Ringkasan Kajian Rutin: Adab Thalabul 'Ilmi #3

January 23, 2021
Al-Ustadz Solikhin Hafizhahullah
1 Jumadil Awwal 1440H/8 Januari 2019
Masjid Nur Annisa, Semarang

Bismillah..
Al-'alamatil 'ilmannafi'an, tanda-tanda ilmu bermanfaat
Hendaklah penuntut ilmu mengetahui apa yang dimaksud tentang ilmu yang bermanfaat. Sehingga penting untuk mengetahui tanda-tanda ilmu yang bermanfaat. Sungguh telah berulang-ulang Rasul Shallallahu 'alaihi wa Sallam berlindung diri dari ilmu yang tidak bermanfaat, maka lebih-lebih dari kita. Karena hal tersebut ialah musibah. Maka sangat penting untuk mengetahui tanda-tanda ilmu yang bermanfaat dan ilmu yang tidak bermanfaat.

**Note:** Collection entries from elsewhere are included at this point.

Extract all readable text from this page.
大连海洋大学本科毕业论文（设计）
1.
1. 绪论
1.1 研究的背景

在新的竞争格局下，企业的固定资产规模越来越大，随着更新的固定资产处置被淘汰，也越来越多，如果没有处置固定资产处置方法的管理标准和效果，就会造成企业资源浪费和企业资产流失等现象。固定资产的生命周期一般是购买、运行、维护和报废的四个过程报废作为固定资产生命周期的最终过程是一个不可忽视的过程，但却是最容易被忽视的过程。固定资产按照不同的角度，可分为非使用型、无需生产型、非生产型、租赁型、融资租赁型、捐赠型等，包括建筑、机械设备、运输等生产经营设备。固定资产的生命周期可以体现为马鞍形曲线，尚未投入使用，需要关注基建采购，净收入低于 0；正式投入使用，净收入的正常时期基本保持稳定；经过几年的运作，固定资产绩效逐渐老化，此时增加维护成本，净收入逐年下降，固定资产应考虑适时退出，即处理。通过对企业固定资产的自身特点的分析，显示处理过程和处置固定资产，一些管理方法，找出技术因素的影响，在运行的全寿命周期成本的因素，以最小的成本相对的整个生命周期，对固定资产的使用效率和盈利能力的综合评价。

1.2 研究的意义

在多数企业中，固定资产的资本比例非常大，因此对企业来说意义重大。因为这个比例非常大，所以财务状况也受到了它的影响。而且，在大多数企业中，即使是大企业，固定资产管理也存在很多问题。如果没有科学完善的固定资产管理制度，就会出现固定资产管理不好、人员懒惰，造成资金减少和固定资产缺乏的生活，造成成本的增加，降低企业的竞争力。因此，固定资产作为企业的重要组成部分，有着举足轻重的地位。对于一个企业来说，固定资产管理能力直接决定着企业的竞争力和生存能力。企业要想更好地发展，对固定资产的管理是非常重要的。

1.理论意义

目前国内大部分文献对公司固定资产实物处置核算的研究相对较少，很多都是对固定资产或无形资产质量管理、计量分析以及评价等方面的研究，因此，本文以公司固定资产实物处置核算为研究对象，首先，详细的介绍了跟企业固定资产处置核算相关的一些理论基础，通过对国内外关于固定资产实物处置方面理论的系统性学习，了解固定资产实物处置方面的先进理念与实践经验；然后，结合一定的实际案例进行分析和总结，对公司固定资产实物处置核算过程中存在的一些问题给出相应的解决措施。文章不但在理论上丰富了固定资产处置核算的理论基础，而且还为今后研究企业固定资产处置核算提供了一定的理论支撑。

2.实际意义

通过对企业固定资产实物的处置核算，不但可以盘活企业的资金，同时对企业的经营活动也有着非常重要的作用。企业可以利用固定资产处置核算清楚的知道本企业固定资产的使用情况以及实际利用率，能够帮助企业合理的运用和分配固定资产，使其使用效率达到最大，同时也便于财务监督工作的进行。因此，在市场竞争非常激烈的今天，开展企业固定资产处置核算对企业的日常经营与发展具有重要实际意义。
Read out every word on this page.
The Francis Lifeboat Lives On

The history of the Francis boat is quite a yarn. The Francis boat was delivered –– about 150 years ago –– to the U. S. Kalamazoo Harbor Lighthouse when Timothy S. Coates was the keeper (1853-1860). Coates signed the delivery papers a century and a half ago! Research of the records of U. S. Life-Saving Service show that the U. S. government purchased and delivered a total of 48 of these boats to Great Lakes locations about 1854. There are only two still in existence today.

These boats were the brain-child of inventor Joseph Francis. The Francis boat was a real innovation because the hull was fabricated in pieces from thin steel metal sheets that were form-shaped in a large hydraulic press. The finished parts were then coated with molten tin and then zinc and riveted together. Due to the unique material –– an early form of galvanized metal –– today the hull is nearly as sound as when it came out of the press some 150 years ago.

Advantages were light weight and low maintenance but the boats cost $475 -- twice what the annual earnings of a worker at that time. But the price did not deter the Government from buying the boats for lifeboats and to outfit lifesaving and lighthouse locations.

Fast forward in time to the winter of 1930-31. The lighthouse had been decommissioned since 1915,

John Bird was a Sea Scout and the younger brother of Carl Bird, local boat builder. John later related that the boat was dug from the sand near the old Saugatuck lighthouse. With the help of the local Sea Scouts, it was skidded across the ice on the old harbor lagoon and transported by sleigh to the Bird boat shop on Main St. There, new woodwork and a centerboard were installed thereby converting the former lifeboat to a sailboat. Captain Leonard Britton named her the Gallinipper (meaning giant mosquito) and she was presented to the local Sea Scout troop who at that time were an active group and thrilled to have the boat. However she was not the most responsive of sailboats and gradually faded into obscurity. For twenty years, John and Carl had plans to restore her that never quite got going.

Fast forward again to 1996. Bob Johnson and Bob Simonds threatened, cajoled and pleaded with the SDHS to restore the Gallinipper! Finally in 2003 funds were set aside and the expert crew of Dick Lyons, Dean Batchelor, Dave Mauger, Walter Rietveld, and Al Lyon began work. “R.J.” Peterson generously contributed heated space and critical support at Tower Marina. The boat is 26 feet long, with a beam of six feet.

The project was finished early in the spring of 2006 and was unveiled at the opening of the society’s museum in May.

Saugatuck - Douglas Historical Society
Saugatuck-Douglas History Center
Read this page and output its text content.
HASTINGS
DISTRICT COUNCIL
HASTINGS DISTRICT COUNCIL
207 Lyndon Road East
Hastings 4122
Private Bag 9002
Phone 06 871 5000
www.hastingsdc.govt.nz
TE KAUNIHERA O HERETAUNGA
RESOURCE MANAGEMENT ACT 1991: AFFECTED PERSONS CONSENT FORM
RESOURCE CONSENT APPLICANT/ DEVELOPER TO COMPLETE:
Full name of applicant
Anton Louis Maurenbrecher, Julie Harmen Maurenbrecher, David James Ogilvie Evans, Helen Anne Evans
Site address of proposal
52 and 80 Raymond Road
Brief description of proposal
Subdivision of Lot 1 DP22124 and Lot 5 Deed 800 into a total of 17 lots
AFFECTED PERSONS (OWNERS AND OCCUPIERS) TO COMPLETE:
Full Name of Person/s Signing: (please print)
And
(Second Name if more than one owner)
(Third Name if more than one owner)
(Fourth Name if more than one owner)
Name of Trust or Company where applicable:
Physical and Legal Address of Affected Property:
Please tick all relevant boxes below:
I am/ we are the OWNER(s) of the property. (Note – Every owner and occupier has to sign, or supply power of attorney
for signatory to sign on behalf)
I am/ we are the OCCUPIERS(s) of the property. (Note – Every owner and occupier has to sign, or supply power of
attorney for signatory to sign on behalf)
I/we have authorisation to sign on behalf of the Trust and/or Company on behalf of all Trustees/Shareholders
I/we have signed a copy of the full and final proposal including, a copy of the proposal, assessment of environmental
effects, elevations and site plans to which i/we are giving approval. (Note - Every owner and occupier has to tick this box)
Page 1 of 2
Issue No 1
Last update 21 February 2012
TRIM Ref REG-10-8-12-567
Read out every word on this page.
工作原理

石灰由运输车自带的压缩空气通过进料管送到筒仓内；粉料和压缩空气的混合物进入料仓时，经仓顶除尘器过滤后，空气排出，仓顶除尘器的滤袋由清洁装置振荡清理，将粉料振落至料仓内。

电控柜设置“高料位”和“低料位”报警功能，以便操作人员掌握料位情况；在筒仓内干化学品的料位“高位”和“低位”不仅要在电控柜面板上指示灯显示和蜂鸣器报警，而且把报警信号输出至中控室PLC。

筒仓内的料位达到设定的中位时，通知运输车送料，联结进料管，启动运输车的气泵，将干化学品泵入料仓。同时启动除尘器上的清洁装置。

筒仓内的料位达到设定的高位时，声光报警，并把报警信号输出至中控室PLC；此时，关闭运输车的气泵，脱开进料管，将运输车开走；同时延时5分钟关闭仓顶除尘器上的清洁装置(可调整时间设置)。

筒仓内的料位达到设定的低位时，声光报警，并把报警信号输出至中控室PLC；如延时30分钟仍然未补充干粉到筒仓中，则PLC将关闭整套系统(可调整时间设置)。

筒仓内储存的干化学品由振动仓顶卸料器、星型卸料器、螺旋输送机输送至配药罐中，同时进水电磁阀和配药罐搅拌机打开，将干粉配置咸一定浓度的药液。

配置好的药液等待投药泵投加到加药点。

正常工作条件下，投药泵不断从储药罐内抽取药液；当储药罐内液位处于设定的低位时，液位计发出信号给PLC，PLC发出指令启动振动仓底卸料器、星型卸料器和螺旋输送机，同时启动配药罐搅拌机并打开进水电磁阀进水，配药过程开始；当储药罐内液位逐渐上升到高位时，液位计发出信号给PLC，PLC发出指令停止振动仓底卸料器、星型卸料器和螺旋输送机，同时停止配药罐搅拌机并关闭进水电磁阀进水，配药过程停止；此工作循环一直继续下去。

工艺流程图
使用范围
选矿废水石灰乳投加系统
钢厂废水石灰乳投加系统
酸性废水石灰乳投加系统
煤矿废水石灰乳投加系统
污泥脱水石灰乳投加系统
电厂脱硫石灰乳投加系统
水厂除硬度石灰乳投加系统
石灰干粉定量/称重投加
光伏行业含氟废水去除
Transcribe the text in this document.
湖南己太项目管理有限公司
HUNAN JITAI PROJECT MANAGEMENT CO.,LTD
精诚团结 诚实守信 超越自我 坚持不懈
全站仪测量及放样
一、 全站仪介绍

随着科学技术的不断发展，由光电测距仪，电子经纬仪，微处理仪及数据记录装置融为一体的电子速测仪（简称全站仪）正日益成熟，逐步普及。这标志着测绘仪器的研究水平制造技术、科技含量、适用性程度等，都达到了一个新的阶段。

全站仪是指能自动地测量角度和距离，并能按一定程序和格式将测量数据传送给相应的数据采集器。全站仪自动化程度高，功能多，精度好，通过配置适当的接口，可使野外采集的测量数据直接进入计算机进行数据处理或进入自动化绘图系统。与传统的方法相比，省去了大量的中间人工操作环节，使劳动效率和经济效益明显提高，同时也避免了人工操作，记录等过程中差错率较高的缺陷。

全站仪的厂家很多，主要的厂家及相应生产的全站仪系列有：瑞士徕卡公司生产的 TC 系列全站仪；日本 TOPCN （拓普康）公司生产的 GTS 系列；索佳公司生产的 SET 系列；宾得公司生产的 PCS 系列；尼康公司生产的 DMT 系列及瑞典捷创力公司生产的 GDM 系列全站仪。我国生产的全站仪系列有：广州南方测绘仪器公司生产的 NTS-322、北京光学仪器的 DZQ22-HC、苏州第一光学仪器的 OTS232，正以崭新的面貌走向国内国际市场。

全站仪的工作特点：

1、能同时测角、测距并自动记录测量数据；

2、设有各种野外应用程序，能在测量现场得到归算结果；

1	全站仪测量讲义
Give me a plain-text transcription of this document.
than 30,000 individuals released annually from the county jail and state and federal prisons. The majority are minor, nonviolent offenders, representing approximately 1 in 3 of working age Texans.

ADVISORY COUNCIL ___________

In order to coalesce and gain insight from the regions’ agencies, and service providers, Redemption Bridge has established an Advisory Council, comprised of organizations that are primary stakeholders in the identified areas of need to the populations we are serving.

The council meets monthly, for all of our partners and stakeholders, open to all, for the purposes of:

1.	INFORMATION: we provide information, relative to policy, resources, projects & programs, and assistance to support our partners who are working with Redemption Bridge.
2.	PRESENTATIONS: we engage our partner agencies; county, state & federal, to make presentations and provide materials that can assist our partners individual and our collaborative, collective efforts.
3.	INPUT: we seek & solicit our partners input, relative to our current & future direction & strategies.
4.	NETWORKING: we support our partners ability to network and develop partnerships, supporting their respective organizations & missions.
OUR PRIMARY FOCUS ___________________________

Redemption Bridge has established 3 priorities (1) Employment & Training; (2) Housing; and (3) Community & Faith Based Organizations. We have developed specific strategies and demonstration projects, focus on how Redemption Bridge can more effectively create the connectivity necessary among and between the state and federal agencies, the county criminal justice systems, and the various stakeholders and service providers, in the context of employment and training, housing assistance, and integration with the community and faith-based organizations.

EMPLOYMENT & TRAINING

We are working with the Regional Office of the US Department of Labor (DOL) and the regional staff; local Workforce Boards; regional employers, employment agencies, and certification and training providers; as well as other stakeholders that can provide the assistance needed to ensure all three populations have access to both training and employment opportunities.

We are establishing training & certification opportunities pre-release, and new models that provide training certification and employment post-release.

Adapun tanda-tanda ilmu yang bermanfaat ialah:
1. Ilmu yang diamalkan. 
Hal ini tentunya setelah seseorang beriman kepada Allah Subhanahu wa Ta'ala. Maka syarat ilmu itu bermanfaat ialah didasari oleh keimanan dan ilmu itu sendiri. Artinya engkau mengimani dengan apa yang telah dipelajari oleh seorang hamba kemudian diamalkannya. Karena tidaklah mungkin seseorang dikatakan beramal shalih kecuali dengan keimanan, dan tidaklah seseorang dikatakan beriman kecuali dengan ilmu. Apabila seseorang itu tidak diberikan taufiq untuk mengamalkan ilmunya, dalam arti seorang hamba mengetahui seseuatu dengan ilmunya akan tetapi tidak mengamalkan dengan ilmunya tersebut. Maka ilmunya ialah ilmu yang tidak bermanfaat. Maka keadaan ilmu tersebut akan membahayakan pemiliknya.

Rasulullah Shallallahu 'alaihi wa Sallam bersabda, Al-Qur'an akan menjadi hujjah yang akan membelamu atau sebaliknya akan menjadi senjata untuk menyelisihimu. Sungguh Allah Subhanahu wa Ta'ala sangat mencela orang yang memiliki ilmu dan tidak mau mengamalkan ilmu itu. Teramat besar kemurkaan Allah Subhanahu wa Ta'ala kepada segala sesuatu yang kalian sendiri tidak mengerjakannya. Hal tersebut diumpamakan seperti seekor keledai yang hanya memikul banyak buku dan kitab.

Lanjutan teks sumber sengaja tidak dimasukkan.